Examples of these are
- How people dealt with conflict especially parents or the primary carers
- How people interacted with us & others in our early years
- Our environment (social & cultural)
- How people dealt with chaos (or did they create it?)
- How key individuals around us dealt with their emotions (logical/practical/caring/over the top)
Other key factors growing up have also a part to play
- punishment, neglect or abuse
- failure to meet parental standards
- failure to meet peer-group standards
- being on the receiving end of other people's stress or distress.
- belonging to a family or social group that other people are prejudiced towards
- difficult experiences as an adult, for example long-term illness, losing your job, the loss of a loved one or someone close or at the end of a relationship,
How can we start to think differently and love ourselves?
Here are a few examples of how low self-esteem can affect our thoughts
I hate myself / Hate my body
There are many times when we dislike ourselves but the constant barrage of “I’m not good enough” I cant do that” ‘ I am so fat” I am to skinny” starts to eat aware at our confidence until there is nothing left. These negative harsh words plunge our self worth lower and lower. Can you start to be a nicer to yourself showing a little kindness & love?
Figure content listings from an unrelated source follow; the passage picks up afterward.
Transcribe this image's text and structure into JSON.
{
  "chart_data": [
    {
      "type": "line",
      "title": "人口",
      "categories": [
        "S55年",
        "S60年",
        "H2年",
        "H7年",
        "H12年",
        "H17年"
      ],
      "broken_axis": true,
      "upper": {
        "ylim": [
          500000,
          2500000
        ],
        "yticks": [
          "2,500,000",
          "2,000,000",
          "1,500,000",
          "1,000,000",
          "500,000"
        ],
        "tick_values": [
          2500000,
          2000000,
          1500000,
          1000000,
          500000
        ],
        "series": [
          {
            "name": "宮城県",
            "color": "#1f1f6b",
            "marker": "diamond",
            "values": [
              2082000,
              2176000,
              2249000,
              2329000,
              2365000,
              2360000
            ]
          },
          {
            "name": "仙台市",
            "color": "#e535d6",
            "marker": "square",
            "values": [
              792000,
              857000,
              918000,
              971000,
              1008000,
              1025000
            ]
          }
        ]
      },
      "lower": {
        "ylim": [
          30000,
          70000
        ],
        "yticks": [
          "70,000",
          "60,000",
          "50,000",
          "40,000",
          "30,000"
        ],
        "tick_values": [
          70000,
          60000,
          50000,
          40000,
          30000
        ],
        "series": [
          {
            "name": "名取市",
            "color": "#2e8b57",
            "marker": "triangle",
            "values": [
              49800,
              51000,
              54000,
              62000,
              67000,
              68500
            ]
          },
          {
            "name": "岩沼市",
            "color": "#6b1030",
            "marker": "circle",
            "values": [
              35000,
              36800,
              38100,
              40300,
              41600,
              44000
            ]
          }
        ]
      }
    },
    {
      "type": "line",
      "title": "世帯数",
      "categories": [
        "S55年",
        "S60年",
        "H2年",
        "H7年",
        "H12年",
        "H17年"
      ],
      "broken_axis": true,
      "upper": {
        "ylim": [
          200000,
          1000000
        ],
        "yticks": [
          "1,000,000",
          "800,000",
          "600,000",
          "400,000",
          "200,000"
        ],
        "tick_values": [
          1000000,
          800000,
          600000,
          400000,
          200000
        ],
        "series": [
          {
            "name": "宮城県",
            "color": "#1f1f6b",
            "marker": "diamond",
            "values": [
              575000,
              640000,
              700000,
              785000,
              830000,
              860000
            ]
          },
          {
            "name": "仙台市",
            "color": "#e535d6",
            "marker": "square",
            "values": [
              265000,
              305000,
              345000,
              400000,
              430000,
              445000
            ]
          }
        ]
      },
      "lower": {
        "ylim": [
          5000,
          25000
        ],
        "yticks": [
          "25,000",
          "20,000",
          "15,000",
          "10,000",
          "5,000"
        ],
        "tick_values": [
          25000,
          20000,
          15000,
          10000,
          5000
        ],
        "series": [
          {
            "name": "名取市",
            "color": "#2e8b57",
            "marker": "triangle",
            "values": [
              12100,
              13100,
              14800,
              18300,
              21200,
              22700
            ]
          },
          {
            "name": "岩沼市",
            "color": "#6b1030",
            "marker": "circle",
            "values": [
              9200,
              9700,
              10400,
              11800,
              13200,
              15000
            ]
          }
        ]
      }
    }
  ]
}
Worry what others thing about you
This is the most destructive, creating pain and self-doubt. Questioning everything you do in order to please others. Looking for recognition from others and when this is not forthcoming believe you are not worthy.
Feeling fearful & anxious
The belief that things cannot get better, that you are powerless to make changes within yourself. Every situation feels like a mountain that needs to be climbed and that you aren’t strong enough to even think about it let alone climb it.
How can you make a change?
Start treating yourself with kindness.
Be aware of your internal dialogue & start saying nice things to yourself. Negative dialogue fuels self-hate, so start being your own best friend
We all make mistakes, so start by forgiving yourself. Shine a light on your shadows, the areas you want to develop and start to move forward by loving yourself
Challenge what you think of yourself.
The image you have of yourself is not who you are. Observe this negative image of yourself as a wrapper that can be peeled away layer by layer.
Don’t compare yourself to others
This is something lots of us do however this is so destructive and it will only lead to disappointment. Start by reflecting each day on what you are grateful for. Also start looking after your health, eating healthy, exercising, and getting enough sleep.
Challenge your thoughts on what is actually been said.
Anxiety is created by being fearful of the future challenge yourself & your emotions to see if these fears are based on the reality of the situation or an emotional trigger from the past.
Start doing something that you love each day.
Just for you, it could be something as small as taking 5 minutes enjoying a coffee & relaxing or going for a walk, the aim is to get to know yourself again & reclaim your voice.